Elderly population growing markedly, census finds
Winston-Salem Journal - The elderly population in Northwest North Carolina mountain counties is growing markedly, according to recent census estimates.
The numbers support a common perception that a lot of retirees are moving to the area. Experts say that improved medical care also promotes longer life spans that account for part of the increase.
Census data in a statistical area made up of Ashe, Watauga, Avery, Mitchell and Yancey counties show that 17.6 percent of the household population now is older than 65. That compares with 11.7 percent of household population older than 65 in North Carolina as a whole.
A recent study that ranked states according to the number of new elderly residents showed North Carolina in third place, after Florida and Arizona, said Ed Rosenberg, the director of the gerontology graduate program at ASU.
Census estimates show an 11.8 percent drop in ages 35 to 44 in Ashe, Watauga, Avery, Mitchell and Yancey counties.

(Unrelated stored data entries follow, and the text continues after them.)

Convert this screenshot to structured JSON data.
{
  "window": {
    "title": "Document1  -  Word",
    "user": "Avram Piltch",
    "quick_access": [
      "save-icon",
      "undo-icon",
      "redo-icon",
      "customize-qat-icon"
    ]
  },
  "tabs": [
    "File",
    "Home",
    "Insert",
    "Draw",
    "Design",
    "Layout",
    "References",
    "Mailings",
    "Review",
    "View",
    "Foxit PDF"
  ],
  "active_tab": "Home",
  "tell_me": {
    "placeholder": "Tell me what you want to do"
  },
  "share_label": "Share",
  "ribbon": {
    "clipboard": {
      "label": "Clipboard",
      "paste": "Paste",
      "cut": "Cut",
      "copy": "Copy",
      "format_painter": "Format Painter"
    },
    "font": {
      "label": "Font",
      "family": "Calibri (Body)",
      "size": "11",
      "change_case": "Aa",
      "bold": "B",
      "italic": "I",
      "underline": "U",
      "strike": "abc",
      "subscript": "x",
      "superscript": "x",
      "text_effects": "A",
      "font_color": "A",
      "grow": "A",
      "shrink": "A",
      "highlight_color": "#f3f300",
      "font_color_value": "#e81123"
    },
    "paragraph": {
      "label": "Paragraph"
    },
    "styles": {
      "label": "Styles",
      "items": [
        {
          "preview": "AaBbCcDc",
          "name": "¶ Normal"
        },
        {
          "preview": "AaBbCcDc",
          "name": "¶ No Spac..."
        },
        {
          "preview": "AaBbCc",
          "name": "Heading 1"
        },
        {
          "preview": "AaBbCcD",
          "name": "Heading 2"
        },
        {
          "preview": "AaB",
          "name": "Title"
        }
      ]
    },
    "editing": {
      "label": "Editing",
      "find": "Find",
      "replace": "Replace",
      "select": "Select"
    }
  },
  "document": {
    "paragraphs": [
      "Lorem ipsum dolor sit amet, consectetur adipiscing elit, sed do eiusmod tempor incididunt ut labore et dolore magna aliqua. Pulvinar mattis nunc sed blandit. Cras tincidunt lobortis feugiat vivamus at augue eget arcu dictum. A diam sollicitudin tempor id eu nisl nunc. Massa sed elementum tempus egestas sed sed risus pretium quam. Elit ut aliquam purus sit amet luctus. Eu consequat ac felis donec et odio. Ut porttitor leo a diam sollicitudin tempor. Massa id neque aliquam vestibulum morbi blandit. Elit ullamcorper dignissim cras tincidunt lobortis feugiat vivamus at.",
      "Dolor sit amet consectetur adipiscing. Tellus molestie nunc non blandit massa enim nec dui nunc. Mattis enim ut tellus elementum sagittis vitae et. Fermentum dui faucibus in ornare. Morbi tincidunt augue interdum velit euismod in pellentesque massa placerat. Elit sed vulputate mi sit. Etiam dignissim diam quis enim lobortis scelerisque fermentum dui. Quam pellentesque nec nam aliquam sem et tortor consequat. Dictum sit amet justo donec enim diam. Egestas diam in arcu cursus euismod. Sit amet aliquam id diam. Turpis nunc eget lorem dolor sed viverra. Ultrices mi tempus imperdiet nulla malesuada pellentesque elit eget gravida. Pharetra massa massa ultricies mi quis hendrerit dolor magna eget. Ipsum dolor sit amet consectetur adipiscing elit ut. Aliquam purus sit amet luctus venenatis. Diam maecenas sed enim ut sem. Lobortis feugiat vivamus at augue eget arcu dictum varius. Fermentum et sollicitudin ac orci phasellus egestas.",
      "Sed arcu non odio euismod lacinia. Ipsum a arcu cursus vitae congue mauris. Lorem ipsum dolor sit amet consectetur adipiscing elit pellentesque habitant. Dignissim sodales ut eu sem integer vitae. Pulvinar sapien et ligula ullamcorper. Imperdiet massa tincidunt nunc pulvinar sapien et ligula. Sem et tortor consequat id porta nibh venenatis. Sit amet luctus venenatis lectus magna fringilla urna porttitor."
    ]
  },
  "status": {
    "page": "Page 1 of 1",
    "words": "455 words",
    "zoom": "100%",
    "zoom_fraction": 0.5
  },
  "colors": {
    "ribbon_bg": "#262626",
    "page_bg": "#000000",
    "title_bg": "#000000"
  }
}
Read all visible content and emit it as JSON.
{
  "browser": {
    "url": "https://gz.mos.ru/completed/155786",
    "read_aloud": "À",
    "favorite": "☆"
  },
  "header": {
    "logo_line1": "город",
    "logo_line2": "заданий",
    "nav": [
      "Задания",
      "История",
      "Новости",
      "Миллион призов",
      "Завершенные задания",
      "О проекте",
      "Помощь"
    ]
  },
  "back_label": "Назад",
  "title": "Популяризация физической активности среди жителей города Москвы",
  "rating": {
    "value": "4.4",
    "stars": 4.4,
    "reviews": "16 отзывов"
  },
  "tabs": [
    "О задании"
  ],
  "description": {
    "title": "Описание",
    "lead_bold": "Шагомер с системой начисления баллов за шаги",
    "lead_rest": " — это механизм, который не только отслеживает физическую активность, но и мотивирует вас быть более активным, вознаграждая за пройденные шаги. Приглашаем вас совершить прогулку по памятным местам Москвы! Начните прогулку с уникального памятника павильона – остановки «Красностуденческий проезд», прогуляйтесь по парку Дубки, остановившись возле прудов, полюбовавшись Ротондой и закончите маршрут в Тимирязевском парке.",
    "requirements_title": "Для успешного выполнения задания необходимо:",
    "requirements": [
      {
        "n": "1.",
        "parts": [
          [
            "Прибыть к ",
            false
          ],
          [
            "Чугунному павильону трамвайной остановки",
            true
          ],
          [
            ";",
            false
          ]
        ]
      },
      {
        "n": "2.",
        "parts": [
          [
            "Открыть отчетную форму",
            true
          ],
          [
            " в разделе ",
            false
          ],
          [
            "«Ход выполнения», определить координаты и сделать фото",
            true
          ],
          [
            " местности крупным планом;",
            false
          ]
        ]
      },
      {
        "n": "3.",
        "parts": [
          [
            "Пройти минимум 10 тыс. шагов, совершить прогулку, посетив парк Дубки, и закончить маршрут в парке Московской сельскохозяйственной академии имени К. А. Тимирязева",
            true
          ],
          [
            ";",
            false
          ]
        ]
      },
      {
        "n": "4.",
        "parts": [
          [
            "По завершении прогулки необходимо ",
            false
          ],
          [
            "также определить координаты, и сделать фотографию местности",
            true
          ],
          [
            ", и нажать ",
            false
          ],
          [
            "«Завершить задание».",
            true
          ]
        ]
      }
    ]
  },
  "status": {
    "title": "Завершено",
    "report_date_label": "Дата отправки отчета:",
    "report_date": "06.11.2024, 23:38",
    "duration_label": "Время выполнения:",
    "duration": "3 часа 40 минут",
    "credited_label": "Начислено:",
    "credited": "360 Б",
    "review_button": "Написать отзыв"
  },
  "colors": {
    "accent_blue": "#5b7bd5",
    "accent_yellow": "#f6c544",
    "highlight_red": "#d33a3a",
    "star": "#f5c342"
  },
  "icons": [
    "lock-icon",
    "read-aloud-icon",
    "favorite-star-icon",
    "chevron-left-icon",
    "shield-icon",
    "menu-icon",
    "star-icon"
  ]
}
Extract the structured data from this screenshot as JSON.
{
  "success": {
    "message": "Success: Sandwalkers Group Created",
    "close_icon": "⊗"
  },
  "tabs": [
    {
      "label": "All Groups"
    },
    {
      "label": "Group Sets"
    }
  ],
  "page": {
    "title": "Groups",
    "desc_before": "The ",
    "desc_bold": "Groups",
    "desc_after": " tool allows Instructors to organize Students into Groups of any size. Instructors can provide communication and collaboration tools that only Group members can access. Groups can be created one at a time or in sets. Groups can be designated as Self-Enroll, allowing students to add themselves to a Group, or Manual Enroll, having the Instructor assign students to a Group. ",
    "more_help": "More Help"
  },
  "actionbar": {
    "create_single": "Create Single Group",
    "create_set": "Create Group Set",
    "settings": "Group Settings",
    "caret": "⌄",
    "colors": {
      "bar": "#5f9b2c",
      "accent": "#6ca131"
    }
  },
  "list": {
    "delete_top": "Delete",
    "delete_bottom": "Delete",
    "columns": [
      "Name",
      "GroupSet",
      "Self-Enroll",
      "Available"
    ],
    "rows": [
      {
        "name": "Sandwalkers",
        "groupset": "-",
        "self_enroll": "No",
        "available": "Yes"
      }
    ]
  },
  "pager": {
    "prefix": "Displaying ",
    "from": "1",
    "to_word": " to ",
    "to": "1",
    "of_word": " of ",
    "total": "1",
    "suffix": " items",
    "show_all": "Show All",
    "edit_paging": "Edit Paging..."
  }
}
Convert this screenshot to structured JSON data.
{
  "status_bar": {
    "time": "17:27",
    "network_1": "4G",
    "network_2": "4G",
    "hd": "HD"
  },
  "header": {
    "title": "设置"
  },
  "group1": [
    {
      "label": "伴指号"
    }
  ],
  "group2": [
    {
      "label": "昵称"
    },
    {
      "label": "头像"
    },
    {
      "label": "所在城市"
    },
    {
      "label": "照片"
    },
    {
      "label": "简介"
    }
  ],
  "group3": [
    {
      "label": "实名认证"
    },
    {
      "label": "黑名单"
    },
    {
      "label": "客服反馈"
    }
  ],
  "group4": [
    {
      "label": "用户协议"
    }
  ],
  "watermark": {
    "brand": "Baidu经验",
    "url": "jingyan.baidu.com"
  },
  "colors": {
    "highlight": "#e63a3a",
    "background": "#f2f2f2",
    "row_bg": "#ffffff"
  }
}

Those figures are more a reflection of cycles of births and the age groupings of the statistics than an exodus of young-er people leaving the mountains, Rosenberg said.
He said, however, that the aging mountain population will more than double in the coming decades.
Rosenberg has gathered figures that predict a 150 percent increase by 2030 in the number of people 65 and older in Ashe, Burke, Avery, Caldwell, Wilkes and Watauga counties. There is a similar increase for the population of people 85 and older.